One of the incredible things about my NDSR residency is that it requires me to spend 20% of my time working on professional development. This allows me to devote quite a bit of time to learning skills and working on things of interest that would otherwise be outside the scope of my project. (For people who are considering applying to future NDSR cohorts, I can’t emphasize enough how great it is to have the equivalent of one day a week to focus your attention on growth in areas of your choosing).
A great way to spend some of this time was suggested to me through some personal audio projects I am working on. I realized that, A: I wanted a tool that would allow me a range of signal monitoring capabilities while digitizing audio. B: I didn’t feel like paying for it. Solution: Try to build one myself!
As I was familiar with using vrecord for video digitization, I decided to build a tool called ‘audiorecorder’ that followed the same approach- namely using a shell script to pipe data between FFmpeg and ffplay. This allows capturing data in high quality, while simultaneously visualizing it. In looking at the filters available through FFmpeg, I decided to build an interface that would allow monitoring of peak levels, spectrum and phase. This seemed doable and would give me pretty much everything I would need for both deck calibration and QC while digitizing. The layout I settled on looks like:
I also wanted audiorecorder to support embedding BWF metadata and to bypass any requirement for opening the file in a traditional DAW for trimming of silence. After quite a bit of experimentation, I have hit upon a series of looped functions using FFmpeg that allow for files to be manually trimmed both at the start and at the end, with the option for auto silence detect at the start. Being able to do this type of manipulation makes it possible to embed BWF metadata without worrying about having to re-embed in an edited file.
To test the robustness of digitization quality I used the global analysis tools in the free trial version of Wavelab. After some hiccups early in the process I have been pleased to find that my tool is performing reliably with no dropped samples! (Right now it is using a pretty large buffer. This contributes to latency, especially when only capturing one channel. One of my next steps will be to test how far I can roll that back while adding variable buffering depending on capture choices).
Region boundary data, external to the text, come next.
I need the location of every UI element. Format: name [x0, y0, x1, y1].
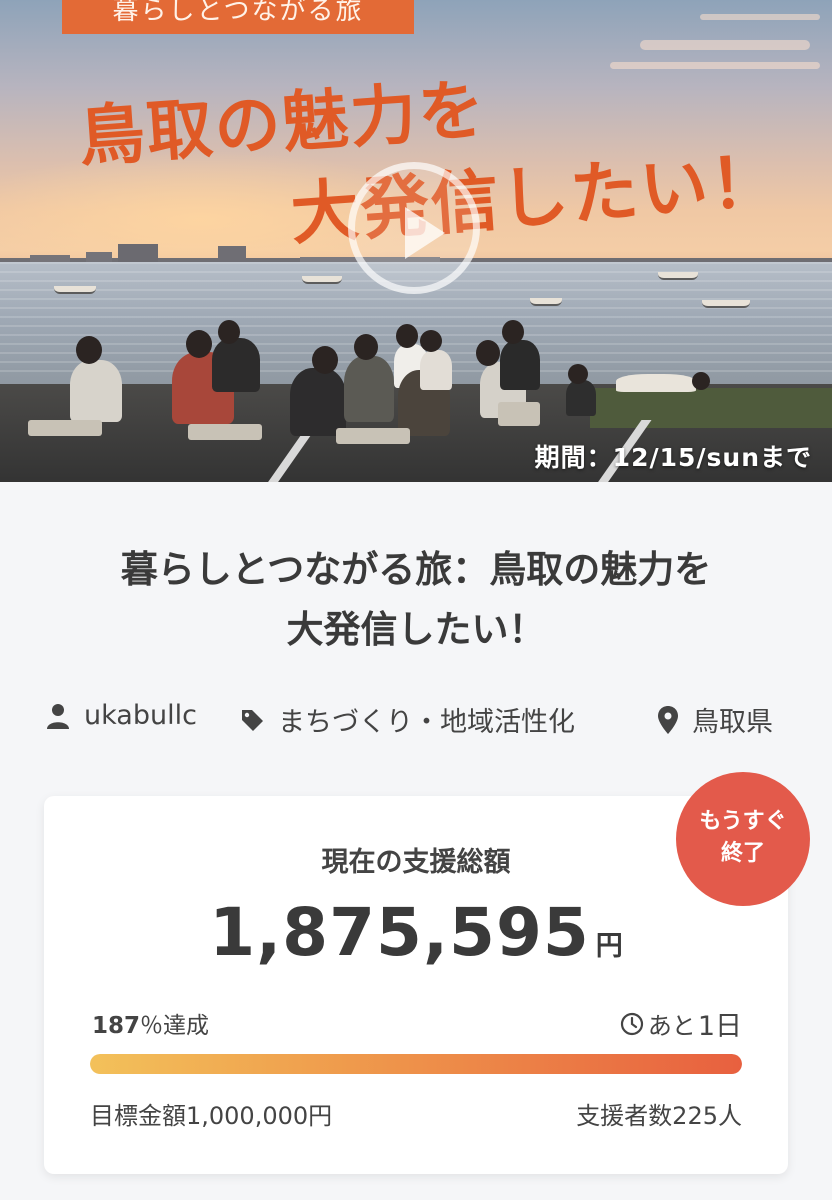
person-silhouette — [616, 374, 696, 392]
cloud — [640, 40, 810, 50]
progress-bar — [90, 1054, 742, 1074]
boat — [530, 298, 562, 306]
deadline-label: 期間：12/15/sunまで — [534, 443, 812, 472]
ending-soon-badge: もうすぐ 終了 — [676, 772, 810, 906]
play-icon[interactable] — [348, 162, 480, 294]
funding-amount: 1,875,595 円 — [44, 894, 788, 971]
remaining-days: 1日 — [697, 1011, 742, 1042]
cushion — [188, 424, 262, 440]
grass — [590, 388, 832, 428]
achievement-percent: 187 — [92, 1013, 141, 1039]
person-silhouette — [290, 368, 346, 436]
person-head — [76, 336, 102, 364]
category-link[interactable]: まちづくり・地域活性化 — [240, 700, 575, 739]
boat — [702, 300, 750, 308]
boat — [658, 272, 698, 280]
person-silhouette — [212, 338, 260, 392]
hero-tag: 暮らしとつながる旅 — [62, 0, 414, 34]
cushion — [336, 428, 410, 444]
tag-icon — [242, 709, 263, 731]
project-title: 暮らしとつながる旅：鳥取の魅力を 大発信したい！ — [40, 540, 792, 660]
achievement-suffix: ％達成 — [140, 1013, 210, 1039]
hero-tag-text: 暮らしとつながる旅 — [112, 0, 364, 26]
project-meta: ukabullc まちづくり・地域活性化 鳥取県 — [0, 700, 832, 740]
hero-image[interactable]: 暮らしとつながる旅 鳥取の魅力を 大発信したい！ 期間：12/15/sunまで — [0, 0, 832, 482]
person-silhouette — [344, 356, 394, 422]
ending-badge-line2: 終了 — [720, 841, 765, 866]
cloud — [610, 62, 820, 69]
category-name: まちづくり・地域活性化 — [278, 707, 575, 738]
progress-bar-fill — [90, 1054, 742, 1074]
person-head — [476, 340, 500, 366]
location-name: 鳥取県 — [692, 707, 773, 738]
cloud — [700, 14, 820, 20]
person-head — [218, 320, 240, 344]
remaining-prefix: あと — [647, 1012, 696, 1040]
person-head — [420, 330, 442, 352]
project-title-line1: 暮らしとつながる旅：鳥取の魅力を — [120, 548, 712, 591]
person-silhouette — [566, 380, 596, 416]
project-title-line2: 大発信したい！ — [286, 608, 546, 651]
cushion — [498, 402, 540, 426]
clock-icon — [620, 1012, 643, 1035]
person-silhouette — [420, 350, 452, 390]
person-head — [502, 320, 524, 344]
person-head — [396, 324, 418, 348]
location-link[interactable]: 鳥取県 — [658, 700, 773, 739]
cushion — [28, 420, 102, 436]
boat — [302, 276, 342, 284]
person-head — [312, 346, 338, 374]
person-silhouette — [70, 360, 122, 422]
boat — [54, 286, 96, 294]
person-head — [692, 372, 710, 390]
goal-amount: 目標金額1,000,000円 — [90, 1102, 333, 1130]
funding-currency: 円 — [595, 931, 623, 962]
owner-link[interactable]: ukabullc — [46, 700, 197, 731]
map-pin-icon — [658, 705, 678, 734]
user-icon — [47, 703, 69, 729]
funding-amount-value: 1,875,595 — [209, 894, 590, 971]
person-silhouette — [500, 340, 540, 390]
time-remaining: あと 1日 — [620, 1004, 742, 1043]
achievement-rate: 187％達成 — [92, 1006, 209, 1040]
backer-count: 支援者数225人 — [576, 1102, 742, 1130]
person-head — [186, 330, 212, 358]
person-head — [568, 364, 588, 384]
person-head — [354, 334, 378, 360]
owner-name: ukabullc — [84, 700, 197, 731]
ending-badge-line1: もうすぐ — [699, 809, 787, 834]
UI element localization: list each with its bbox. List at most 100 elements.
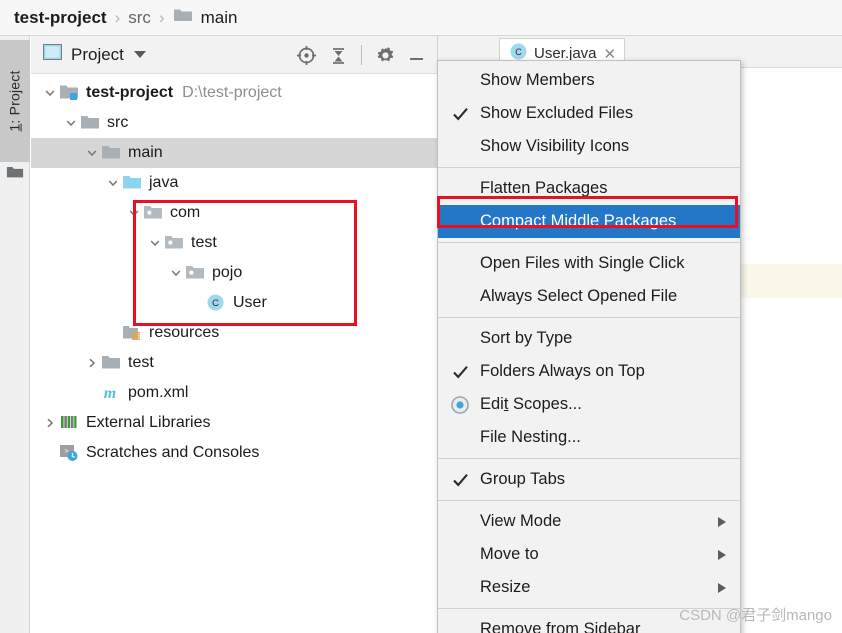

Overall this has been a very fun process, and has accomplished the goal of ‘Professional Development’ in several ways. I have been able to gain more experience both with scripting and with manipulating media streams. Since the project is based on the AMIA Open Source Github site, I have been able to learn more about managing collaborative projects in an open-source context. While initially intimidating, it has been exciting to work on a tool in public and benefit from constant feedback and support. Plus, at the end of the day I am left with a free and open tool that fulfills my audio archiving needs!
Audiorecorder is based here https://github.com/amiaopensource/audiorecorder, and is installable via homebrew. Some of the next steps I am working on are to get a bit of real usage documentation, and to ensure that it is also possible to install audiorecorder via linuxbrew.
I would like to give particular thanks to the contributors who have helped with the project so far, Reto Kromer, Matt Boyd and Dave Rice!